Paulo Carrano chama atenção para o fato de que, de acordo com a pesquisa, para 50% dos estudantes ouvidos, o maior fator de atração do mercado de trabalho será a obtenção de um emprego formal, com carteira assinada, enquanto 35% deles indicaram que pretendem ser empreendedores e 11%, autônomos. “A maioria dos jovens respondeu que quer um trabalho com carteira assinada, com segurança, com proteção, aposentadoria. E 35% querem ser empreendedores. Isso é um dado muito interessante, porque esta ideia do empreendedorismo tem sido repetida como um mantra, como a única saída possível em um momento de fragilização do mundo do trabalho, de insegurança. As respostas são um sinal interessante de que há uma percepção desses jovens que esse mundo do empreendedorismo, de um modo geral, é também o mundo da desproteção”, avalia.

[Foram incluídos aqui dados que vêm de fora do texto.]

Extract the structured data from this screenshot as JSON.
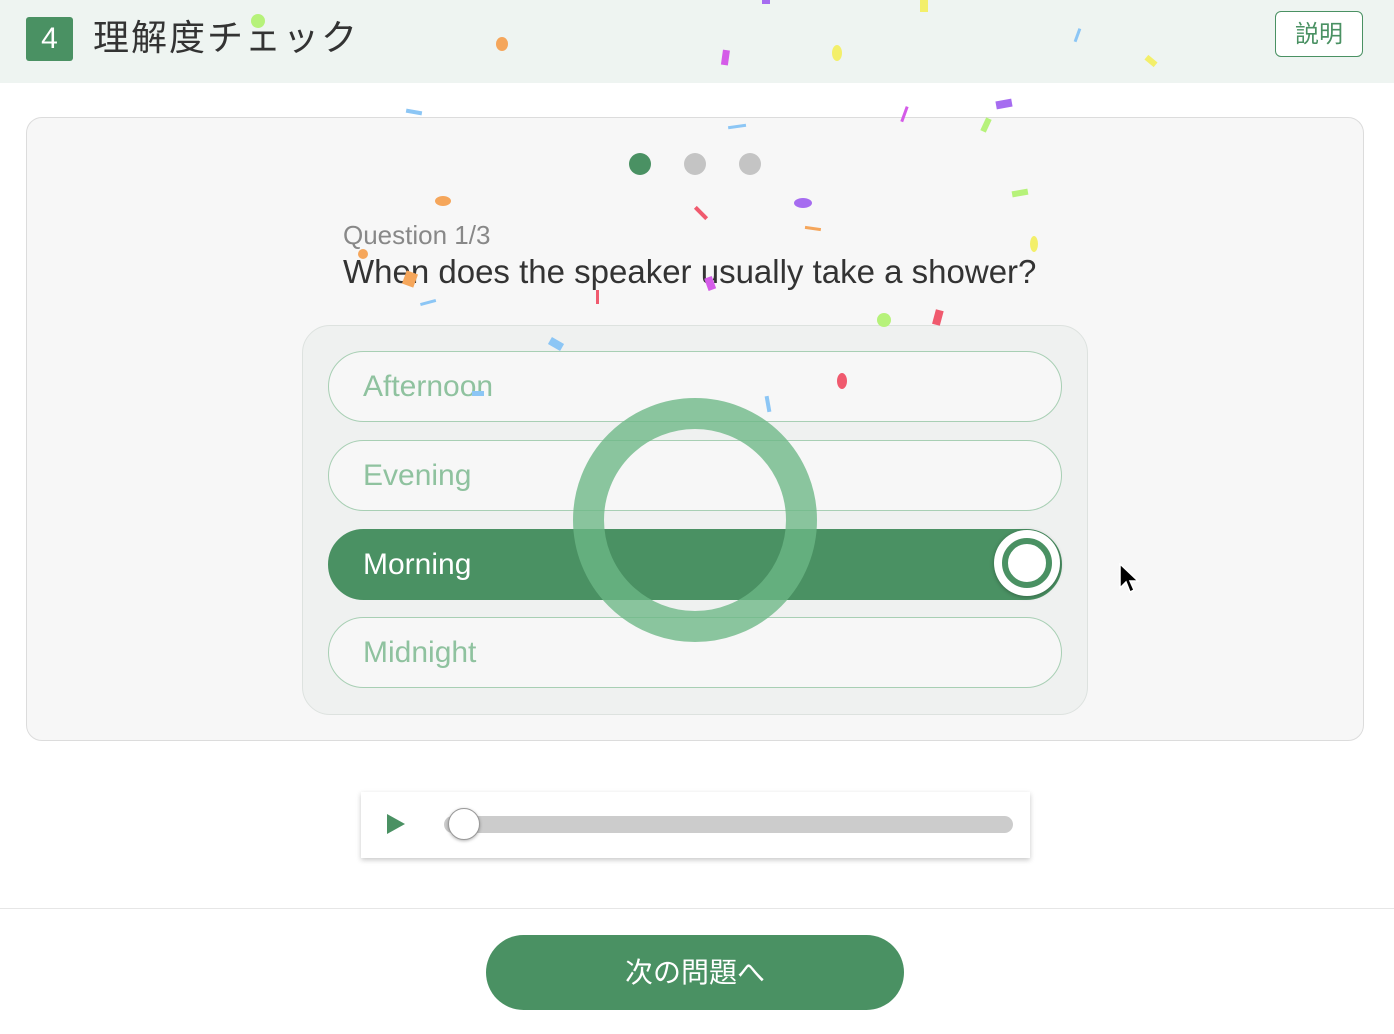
{
  "header": {
    "step_number": "4",
    "title": "理解度チェック",
    "explain_label": "説明"
  },
  "pagination": {
    "total": 3,
    "current": 1
  },
  "question": {
    "number_label": "Question 1/3",
    "text": "When does the speaker usually take a shower?"
  },
  "options": [
    {
      "label": "Afternoon",
      "selected": false
    },
    {
      "label": "Evening",
      "selected": false
    },
    {
      "label": "Morning",
      "selected": true
    },
    {
      "label": "Midnight",
      "selected": false
    }
  ],
  "feedback": {
    "result": "correct",
    "icon": "correct-circle-icon"
  },
  "audio_player": {
    "play_icon": "play-icon",
    "progress": 0.0
  },
  "footer": {
    "next_label": "次の問題へ"
  },
  "colors": {
    "accent": "#4a9163",
    "header_bg": "#eef4f1",
    "option_border": "#a8cfb4",
    "option_text": "#8fc29f",
    "correct_ring": "#6cb785",
    "dot_inactive": "#c4c4c4"
  }
}
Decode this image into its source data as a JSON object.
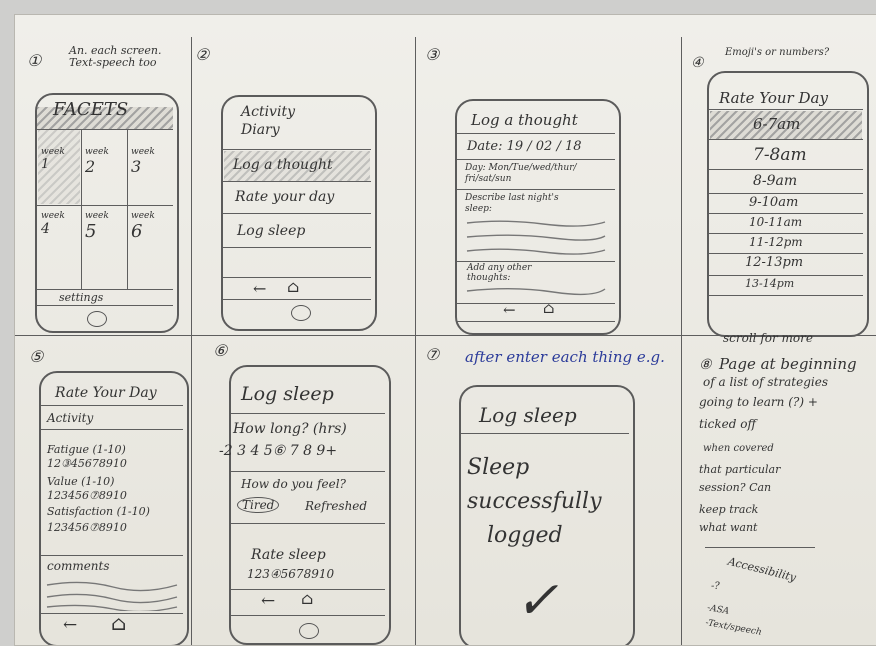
{
  "panel1": {
    "number": "①",
    "note": "An. each screen. Text-speech too",
    "title": "FACETS",
    "weeks": [
      [
        "week 1",
        "week 2",
        "week 3"
      ],
      [
        "week 4",
        "week 5",
        "week 6"
      ]
    ],
    "week_word": "week",
    "week_numbers": [
      "1",
      "2",
      "3",
      "4",
      "5",
      "6"
    ],
    "footer": "settings"
  },
  "panel2": {
    "number": "②",
    "title_line1": "Activity",
    "title_line2": "Diary",
    "items": [
      "Log a thought",
      "Rate your day",
      "Log sleep"
    ]
  },
  "panel3": {
    "number": "③",
    "title": "Log a thought",
    "date": "Date: 19 / 02 / 18",
    "day_line1": "Day: Mon/Tue/wed/thur/",
    "day_line2": "fri/sat/sun",
    "describe_line1": "Describe last night's",
    "describe_line2": "sleep:",
    "add_line1": "Add any other",
    "add_line2": "thoughts:"
  },
  "panel4": {
    "number": "④",
    "note": "Emoji's or numbers?",
    "title": "Rate Your Day",
    "times": [
      "6-7am",
      "7-8am",
      "8-9am",
      "9-10am",
      "10-11am",
      "11-12pm",
      "12-13pm",
      "13-14pm"
    ],
    "footer": "scroll for more"
  },
  "panel5": {
    "number": "⑤",
    "title": "Rate Your Day",
    "activity": "Activity",
    "fatigue": "Fatigue (1-10)",
    "fatigue_scale": "12③45678910",
    "value": "Value (1-10)",
    "value_scale": "123456⑦8910",
    "satisfaction": "Satisfaction (1-10)",
    "satisfaction_scale": "123456⑦8910",
    "comments": "comments"
  },
  "panel6": {
    "number": "⑥",
    "title": "Log sleep",
    "how_long": "How long? (hrs)",
    "hours_scale": "-2 3 4 5⑥ 7 8 9+",
    "feel": "How do you feel?",
    "tired": "Tired",
    "refreshed": "Refreshed",
    "rate": "Rate sleep",
    "rate_scale": "123④5678910"
  },
  "panel7": {
    "number": "⑦",
    "note": "after enter each thing e.g.",
    "title": "Log sleep",
    "msg_line1": "Sleep",
    "msg_line2": "successfully",
    "msg_line3": "logged",
    "check": "✓"
  },
  "panel8": {
    "number": "⑧",
    "lines": [
      "Page at beginning",
      "of a list of strategies",
      "going to learn (?) +",
      "ticked off",
      "when covered",
      "that particular",
      "session? Can",
      "keep track",
      "what want"
    ],
    "extra_lines": [
      "Accessibility",
      "-?",
      "-ASA",
      "-Text/speech"
    ]
  },
  "icons": {
    "back": "←",
    "home": "⌂"
  }
}
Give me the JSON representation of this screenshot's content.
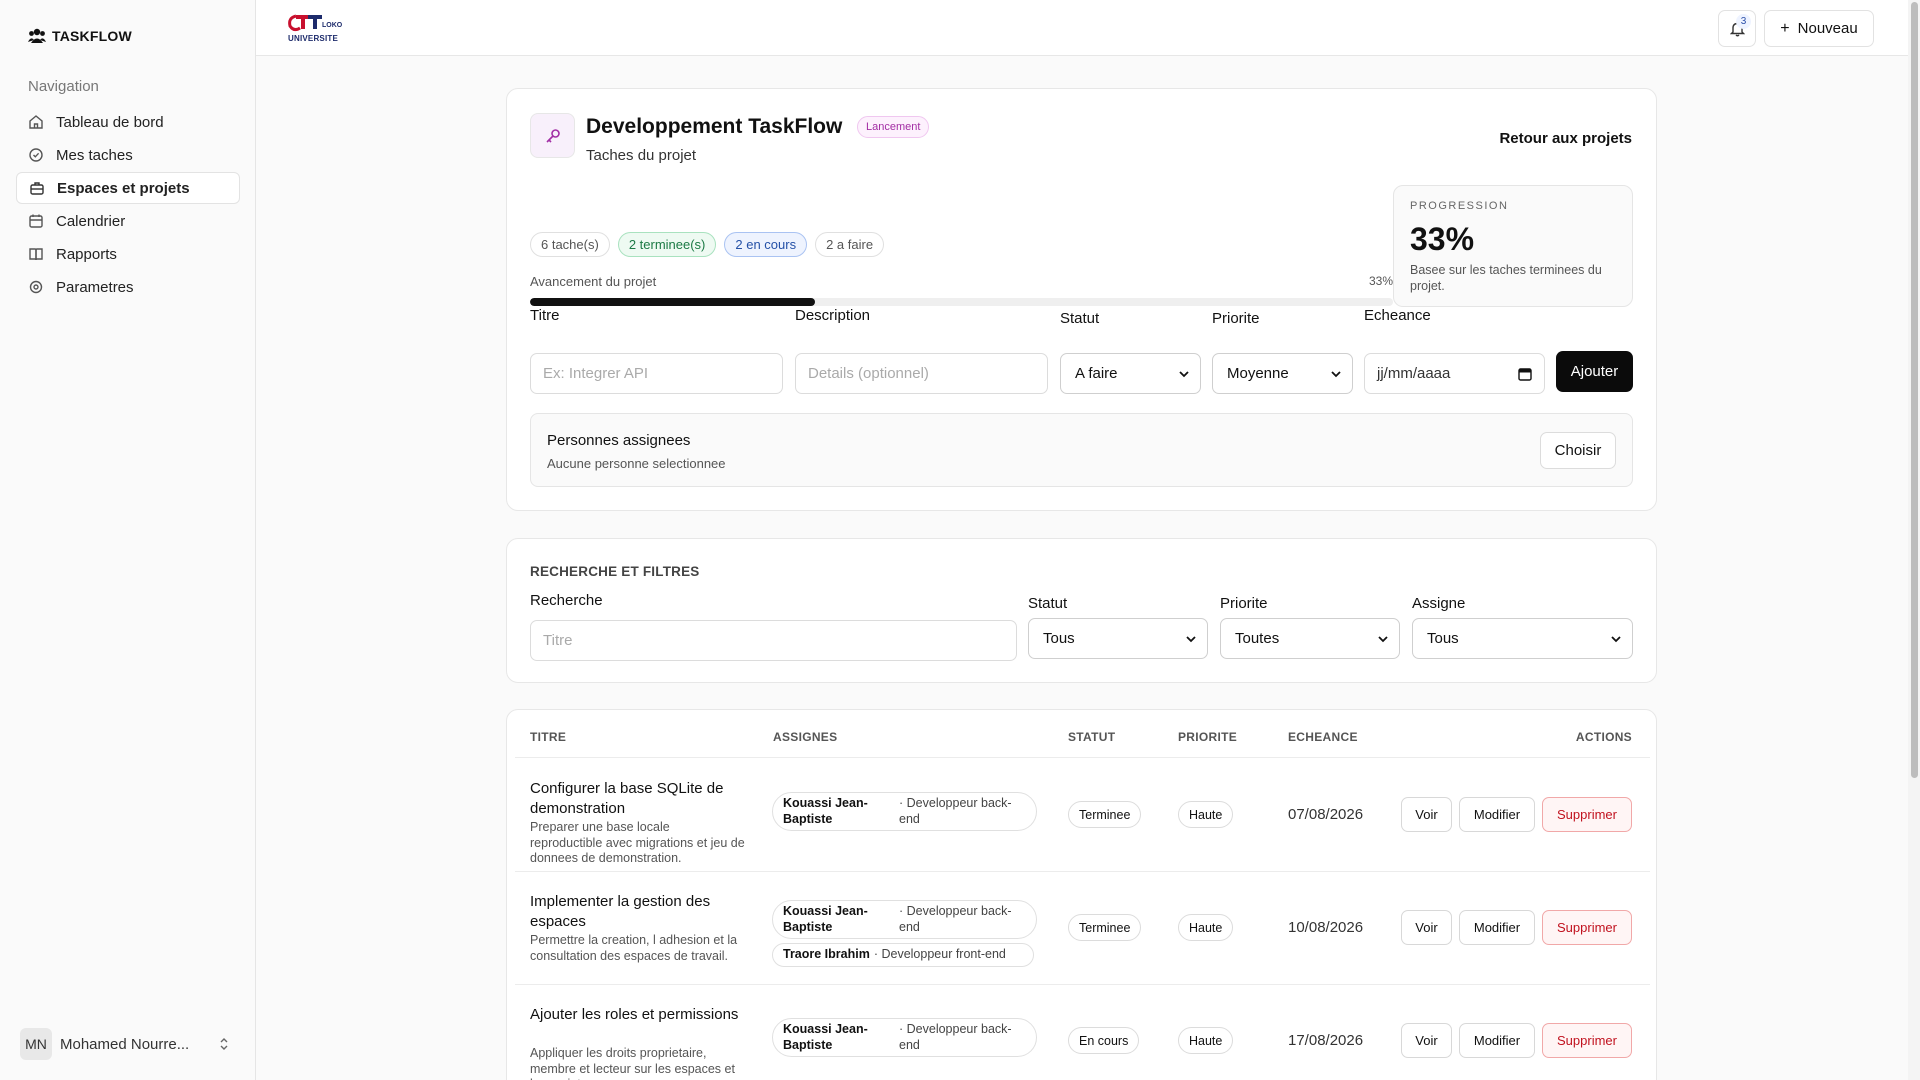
{
  "app": {
    "brand": "TASKFLOW",
    "logo_text": [
      "LOKO",
      "UNIVERSITE"
    ]
  },
  "sidebar": {
    "heading": "Navigation",
    "items": [
      {
        "label": "Tableau de bord",
        "icon": "home-icon"
      },
      {
        "label": "Mes taches",
        "icon": "check-circle-icon"
      },
      {
        "label": "Espaces et projets",
        "icon": "briefcase-icon",
        "active": true
      },
      {
        "label": "Calendrier",
        "icon": "calendar-icon"
      },
      {
        "label": "Rapports",
        "icon": "book-icon"
      },
      {
        "label": "Parametres",
        "icon": "settings-icon"
      }
    ],
    "user": {
      "initials": "MN",
      "name": "Mohamed Nourre..."
    }
  },
  "topbar": {
    "notifications_count": "3",
    "new_label": "Nouveau"
  },
  "project": {
    "title": "Developpement TaskFlow",
    "badge": "Lancement",
    "subtitle": "Taches du projet",
    "back_link": "Retour aux projets",
    "chips": {
      "total": "6 tache(s)",
      "done": "2 terminee(s)",
      "in_progress": "2 en cours",
      "todo": "2 a faire"
    },
    "progress_label": "Avancement du projet",
    "progress_pct_text": "33%",
    "progress_value": 0.33,
    "progress_box": {
      "label": "PROGRESSION",
      "value": "33%",
      "description": "Basee sur les taches terminees du projet."
    }
  },
  "task_form": {
    "title_label": "Titre",
    "title_placeholder": "Ex: Integrer API",
    "desc_label": "Description",
    "desc_placeholder": "Details (optionnel)",
    "status_label": "Statut",
    "status_value": "A faire",
    "priority_label": "Priorite",
    "priority_value": "Moyenne",
    "due_label": "Echeance",
    "due_placeholder": "jj/mm/aaaa",
    "submit_label": "Ajouter",
    "assign_title": "Personnes assignees",
    "assign_sub": "Aucune personne selectionnee",
    "choose_label": "Choisir"
  },
  "filters": {
    "heading": "RECHERCHE ET FILTRES",
    "search_label": "Recherche",
    "search_placeholder": "Titre",
    "status_label": "Statut",
    "status_value": "Tous",
    "priority_label": "Priorite",
    "priority_value": "Toutes",
    "assignee_label": "Assigne",
    "assignee_value": "Tous"
  },
  "table": {
    "headers": {
      "title": "TITRE",
      "assignees": "ASSIGNES",
      "status": "STATUT",
      "priority": "PRIORITE",
      "due": "ECHEANCE",
      "actions": "ACTIONS"
    },
    "action_labels": {
      "view": "Voir",
      "edit": "Modifier",
      "delete": "Supprimer"
    },
    "rows": [
      {
        "title": "Configurer la base SQLite de demonstration",
        "description": "Preparer une base locale reproductible avec migrations et jeu de donnees de demonstration.",
        "assignees": [
          {
            "name": "Kouassi Jean-Baptiste",
            "role": "· Developpeur back-end"
          }
        ],
        "status": "Terminee",
        "priority": "Haute",
        "due": "07/08/2026"
      },
      {
        "title": "Implementer la gestion des espaces",
        "description": "Permettre la creation, l adhesion et la consultation des espaces de travail.",
        "assignees": [
          {
            "name": "Kouassi Jean-Baptiste",
            "role": "· Developpeur back-end"
          },
          {
            "name": "Traore Ibrahim",
            "role": "· Developpeur front-end"
          }
        ],
        "status": "Terminee",
        "priority": "Haute",
        "due": "10/08/2026"
      },
      {
        "title": "Ajouter les roles et permissions",
        "description": "Appliquer les droits proprietaire, membre et lecteur sur les espaces et les projets.",
        "assignees": [
          {
            "name": "Kouassi Jean-Baptiste",
            "role": "· Developpeur back-end"
          }
        ],
        "status": "En cours",
        "priority": "Haute",
        "due": "17/08/2026"
      }
    ]
  }
}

Para o coordenador do Observatório Jovem da UFF, a ideia de “protagonismo” dos jovens trazida pela reforma também deve ser questionada à luz das demandas apresentadas pelos estudantes no processo de resistência à Reforma do Ensino Médio, principalmente através das ocupações estudantis em 2016. “O protagonismo é medido pelo espaço que uma instituição dá para tomada de decisão. Esse é o nó da participação da vida cidadã em geral, nas escolas, mas também na vida social mais ampla. Até que ponto uma instituição permite que os seus sujeitos atuem na tomada de decisões?”, questiona Carrano, para quem as ocupações estudantis foram um movimento de tensionamento do espaço dado aos estudantes para participação na tomada de decisões no ambiente escolar. “Mas não foi isso que a gente viu dali em diante. As ocupações ou foram rechaçadas, ou foram atacadas e quando terminaram houve uma pressa muito grande para apagar as suas marcas, isso de pintar logo as paredes, de reorganizar o espaço para aquele normal escolar, mais hierarquizado, menos em círculo como os jovens fizeram”, resgata. E completa: “Sem contar os episódios de violência institucional que nós registramos, devido a essa enorme dificuldade das instituições da democracia no Brasil serem de fato democráticas, o que significa lidar com conflito, com a diferença, de maneira democrática. Sem isso não é possível falar em protagonismo”.